There's not much in the way of technological overlap here. It looks like McAfee is going to be able to round out its network security offerings, especially when it comes to Secure Computing's Web filtering, TrustedSource technology, and secure E-mail. It's also getting Secure Computing at a significant time of weakness for the company. This is from The Motley Fool:

Yet Secure Computing's financials have been anything but secure in recent quarters. Debt plagued its balance sheet before Aladdin Knowledge Systems (Nasdaq: ALDN) agreed to pay $65 million in cash for its SafeWord authentication technology. Free cash flow -- once a staple of the business -- went missing in the second quarter.

With that in mind, it should be no shock that Secure Computing's stock has been suffering (even more than the overall market).
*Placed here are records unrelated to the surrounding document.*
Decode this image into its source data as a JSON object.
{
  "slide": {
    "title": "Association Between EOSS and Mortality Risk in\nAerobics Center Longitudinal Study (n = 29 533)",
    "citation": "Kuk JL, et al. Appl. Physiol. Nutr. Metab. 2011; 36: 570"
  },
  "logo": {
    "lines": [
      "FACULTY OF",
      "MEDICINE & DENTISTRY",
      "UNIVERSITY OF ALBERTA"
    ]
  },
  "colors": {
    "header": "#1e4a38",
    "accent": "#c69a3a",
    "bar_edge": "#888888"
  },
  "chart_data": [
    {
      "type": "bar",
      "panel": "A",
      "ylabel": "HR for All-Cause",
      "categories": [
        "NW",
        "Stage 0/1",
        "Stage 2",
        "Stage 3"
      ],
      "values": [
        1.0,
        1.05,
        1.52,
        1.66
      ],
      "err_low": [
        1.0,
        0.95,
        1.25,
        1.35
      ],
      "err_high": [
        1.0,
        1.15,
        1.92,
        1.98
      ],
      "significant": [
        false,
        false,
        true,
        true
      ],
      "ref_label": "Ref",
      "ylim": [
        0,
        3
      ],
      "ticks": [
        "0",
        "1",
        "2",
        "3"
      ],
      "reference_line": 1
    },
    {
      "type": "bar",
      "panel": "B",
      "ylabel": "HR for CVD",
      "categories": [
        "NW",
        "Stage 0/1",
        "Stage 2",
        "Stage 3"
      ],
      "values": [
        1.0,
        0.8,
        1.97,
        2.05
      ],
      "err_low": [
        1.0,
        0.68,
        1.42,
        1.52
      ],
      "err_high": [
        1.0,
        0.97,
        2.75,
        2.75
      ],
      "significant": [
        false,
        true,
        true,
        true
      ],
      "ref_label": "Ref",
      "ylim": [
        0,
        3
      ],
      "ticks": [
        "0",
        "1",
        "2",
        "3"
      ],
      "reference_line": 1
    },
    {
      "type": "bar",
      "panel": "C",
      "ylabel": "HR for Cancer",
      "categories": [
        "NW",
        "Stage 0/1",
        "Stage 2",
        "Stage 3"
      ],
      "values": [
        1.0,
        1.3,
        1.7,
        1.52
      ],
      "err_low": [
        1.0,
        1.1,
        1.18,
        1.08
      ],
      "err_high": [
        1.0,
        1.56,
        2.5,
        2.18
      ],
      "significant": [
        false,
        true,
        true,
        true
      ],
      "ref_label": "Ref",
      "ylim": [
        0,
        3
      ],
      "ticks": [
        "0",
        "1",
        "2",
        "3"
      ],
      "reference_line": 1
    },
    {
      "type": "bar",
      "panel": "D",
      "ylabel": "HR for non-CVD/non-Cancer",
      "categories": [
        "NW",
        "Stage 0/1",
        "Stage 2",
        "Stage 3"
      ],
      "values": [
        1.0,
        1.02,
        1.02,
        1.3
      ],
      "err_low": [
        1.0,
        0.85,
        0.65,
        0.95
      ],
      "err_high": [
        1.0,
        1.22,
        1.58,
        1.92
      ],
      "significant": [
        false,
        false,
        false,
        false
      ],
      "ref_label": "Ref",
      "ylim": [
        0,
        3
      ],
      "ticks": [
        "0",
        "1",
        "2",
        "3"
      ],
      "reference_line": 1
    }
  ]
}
Its 52-week high was $10.54, and it closed at $4.52 before the acquisition announcement. Its stock subsequently shot up 23.45% to close today at $5.58.

According to this story in CRN, while McAfee has 12,000 solution provider partners, there's little overlap with the 2,000 Secure Computing partners. So it should get a channel boost, as well.

It looks like McAfee scooped up troubled Secure Computing at a good deal, and saved that company from more pain. Should McAfee be able to get actually get some synergies from the acquisition, and execute on them, it could turn out to be a good move.